For a system that requires multiple channels, one AD7124-8 can support up to 8 differential/15 single ended input channels and one AD7124-4 can support up to 4 differential/7 single ended input channels. If the system requires a greater number of channels, either a single ADC with an external MUX can be used to increase the channel count as shown in (Figure 1) or, multiple ADCs can be used (Figure 2).
Figure 1. 32 Channels using MUX and single AD7124-8
Figure 1 shows an example for 32 Analog input channels using a single AD7124-8. Here, 4 8x1 muxes (ADG707) are connected to 4 of the ADC’s Analog input channels, thus supporting 32 differential inputs. The multiplexer logic pins can be controlled via the AD7124-8’s general-purpose output pins. This option simplifies the Analog front-end circuitry and digital software interface. However, converting multiple ADC channels will take time. At Full power mode 50/60Hz rejection (FIR 25sps) the throughput time for 32 channels is 41.72ms x 32 = 1.34s.
If the system requires faster measurement speed, it is recommended to use multiple AD7124-4/AD7124-8 devices. Figure 2 shows the connections for 4 AD7124-8s which support 32 channels in total. In this mode, the measurement speed will increase by the number of ADCs used. So for the same scenario as above, the throughput time for 32 channels will be reduced to 1.34s/4 = 0.335s. The ADCs can be synchronized so that a common SPI bus can be used by all the ADCs. Synchronisation ensures that the conversions are available from each ADC at the same time, ensuring that all data is captured correctly. For more details please see below threads.

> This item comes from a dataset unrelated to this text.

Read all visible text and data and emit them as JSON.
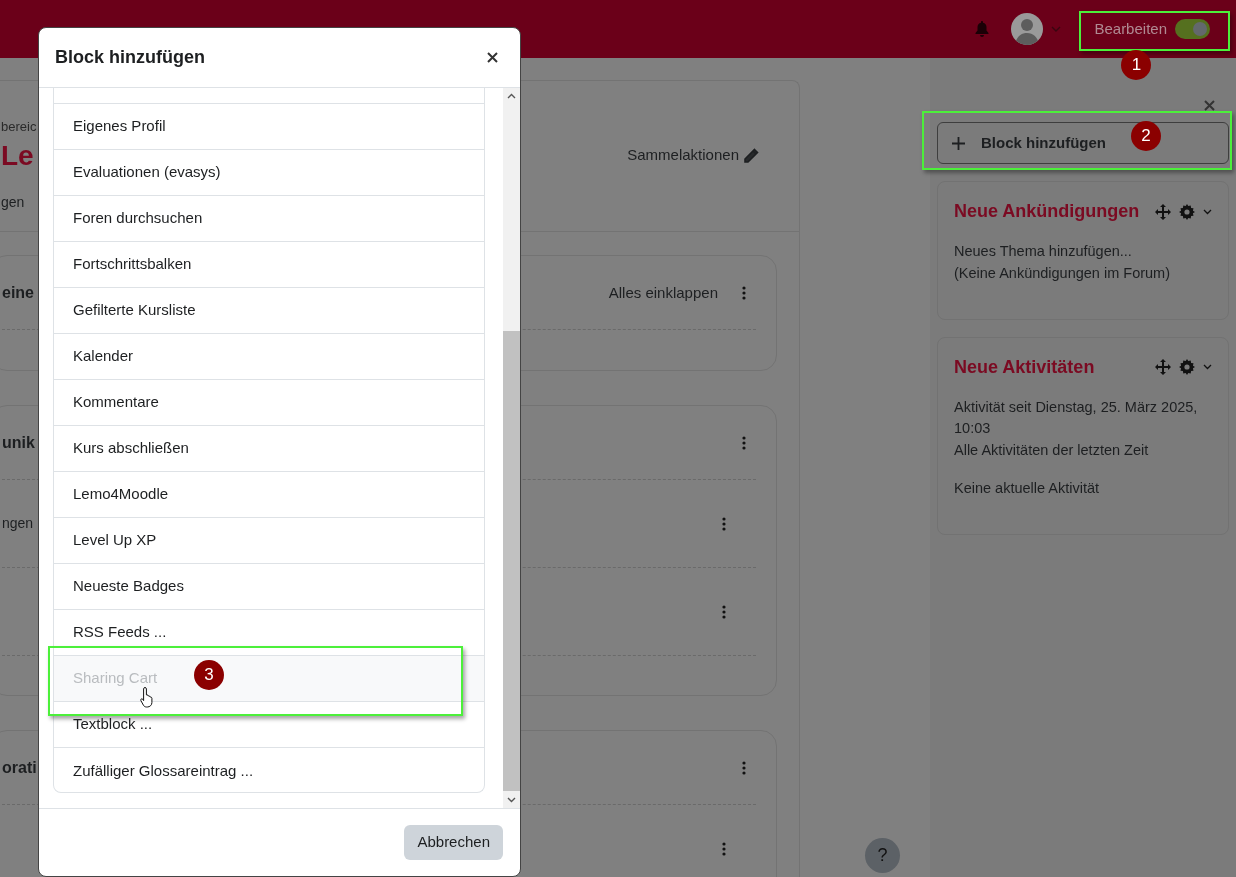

Figure 2. 32 Channels using multiple AD7124-8
Long Term Drift (ppm/1000hrs)
The table shows the Internal reference long term drift over 1000 hours for the TSSOP package (standard AD7124-4 silicon), 0.75mm LFCSP package (standard AD7124-4 and AD7124-8 silicon) and the 0.95mm LFCSP package (B-grade AD7124-4B and the AD7124-8B silicon).
To measure the drift, parts were tested in an oil bath after being soldered to the PCB. Post solder, the internal reference was monitored for 1200 hours with the oil temperature maintained at 25’C. To allow some time for the package to de-stress post soldering, the first 200 hours of data is ignored. So, the table shows the internal reference drift with time for the 200 hours to the 1200 hours period.
Baking parts post soldering allows a package to de-stress faster. To confirm this, the standard silicon (TSSOP and 0.75mm package) were tested with a bake included. So, post soldering to the test board, the PCB was baked (placed in an oven) at 85C for 3hrs. Following this bake time, the boards were placed in the oil bath and the internal reference was again monitored for 1200 hours with the oil bath held at 25’C. The table indicates the results for the 200 hours to 1200 hours duration. It can be seen that the bake enables the package to de-stress quicker, leading to a better long-term drift (over 1000 hours) specification.
Note that the key thing to observe from the table is that all results show that the reference voltage is always within the datasheet initial spec of 0.2%.